0
votes

I have a reasonably simple split view application adapted from iPhone code. The main functionality is in shared classes with iPhone and iPad specific classes inheriting and augmenting the code. All the classes used in the iPad app have the following:

- (BOOL)shouldAutorotateToInterfaceOrientation:(UIInterfaceOrientation)interfaceOrientation {
    // Overriden to allow any orientation.
    return YES;
}

The main view controller consists of a UIToolbar and a UITableView. The responds to rotations correctly at every stage bar two. If I present a modal dialog from this view:


 navigationController = [[UINavigationController alloc] initWithRootViewController:tvc];
 navigationController.modalPresentationStyle = UIModalPresentationFormSheet;
 [self presentModalViewController:navigationController animated:NO];

Everything works as expected including rotating the device until I dismiss the dialog in any way with:

 [self dismissModalViewControllerAnimated:YES];

At which point my main view rotates 90 degrees.

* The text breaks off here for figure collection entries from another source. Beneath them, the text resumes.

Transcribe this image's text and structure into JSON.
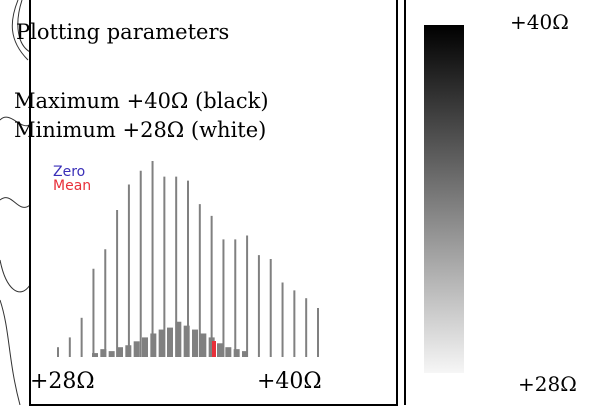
{
  "panel": {
    "title": "Plotting parameters",
    "maximum_line": "Maximum +40Ω (black)",
    "minimum_line": "Minimum +28Ω (white)"
  },
  "histogram": {
    "legend_zero": "Zero",
    "legend_mean": "Mean",
    "x_min_label": "+28Ω",
    "x_max_label": "+40Ω",
    "colors": {
      "bars": "#808080",
      "zero": "#3a2fb8",
      "mean": "#e8303a"
    },
    "tall_bar_fractions": [
      0.05,
      0.1,
      0.2,
      0.45,
      0.55,
      0.75,
      0.88,
      0.95,
      1.0,
      0.92,
      0.92,
      0.9,
      0.78,
      0.72,
      0.6,
      0.6,
      0.62,
      0.52,
      0.5,
      0.38,
      0.34,
      0.3,
      0.25
    ],
    "low_bar_fractions": [
      0.02,
      0.04,
      0.03,
      0.05,
      0.06,
      0.08,
      0.1,
      0.12,
      0.14,
      0.15,
      0.18,
      0.16,
      0.14,
      0.12,
      0.1,
      0.07,
      0.05,
      0.04,
      0.03
    ],
    "mean_fraction": 0.6
  },
  "scale": {
    "top_label": "+40Ω",
    "bottom_label": "+28Ω",
    "colors": {
      "top": "#000000",
      "bottom": "#f6f6f6"
    }
  }
}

I've looked into the settings in nib files and it all seems to be fine. Any advice? A modal dialog presented by the UITableView on the left hand side does not present this problem.

Bonus Question:

I've discovered the modal dialog presented by the left hand view does have a glitch. But only one. If it is presented by the popover view in portrait mode and the device is rotated you get a rather impressive graphical glitch as it rotates out of the view for ever!

1
A shell of a split view application I quickly knocked up doesn't display the issue so I'll compare and contrast and post back the solution when I find it.Diziet
Setting breakpoints and stepping through shows that shouldAutorotatetoInterfaceOrientation is called on every displayed view when the modal view controller is presented. That seems awfully strange when the view hasn't been rotated.Diziet
Note - Behaviour mentioned as 'Strange' above appears to be normal. Which I still think is bloody strange; why are these calls being made when the device is not being rotated? The layout of my app is that the main display window consists of a xib containing a UIView(with UIToolbar & UITableView) and a UITableViewController. This is all linked in normally via IB. I've read elsewhere that having view controllers inside view controllers is a really dumb idea so I'm going to merge the code into one. There's a historical reason it's separate but it's essentially : simplicity + laziness.Diziet

1 Answers

0
votes

As noted in the comment above I managed to merge the two view controllers into one, incorporating the code to handle the toolbar + splitview controller into the iPad version. Originally there was a common class which inherited from UITableViewController, both the iPad and iPhone versions of the code inherited from this common class. The problem was on the iPad I wanted a toolbar at the top and had to support the splitview controller too. This was problematic given that the class was a UITableViewController so I created a parent class containing the toolbar and the tableview controller plus the splitview code. In refactoring I changed the common class to a UIViewController and made the changes to support a UITableView in code, as normal and instructed in several iPhone dev books. In the iPhone version of class I manually create the UITableView with the necessary methods. In the iPad version it comes from a xib file. This schematically simplifies things as now the main view doesn't have a controller within a controller. It also solves the problem. The UI rotating 90 degrees upon closing a modal dialog no longer occurs.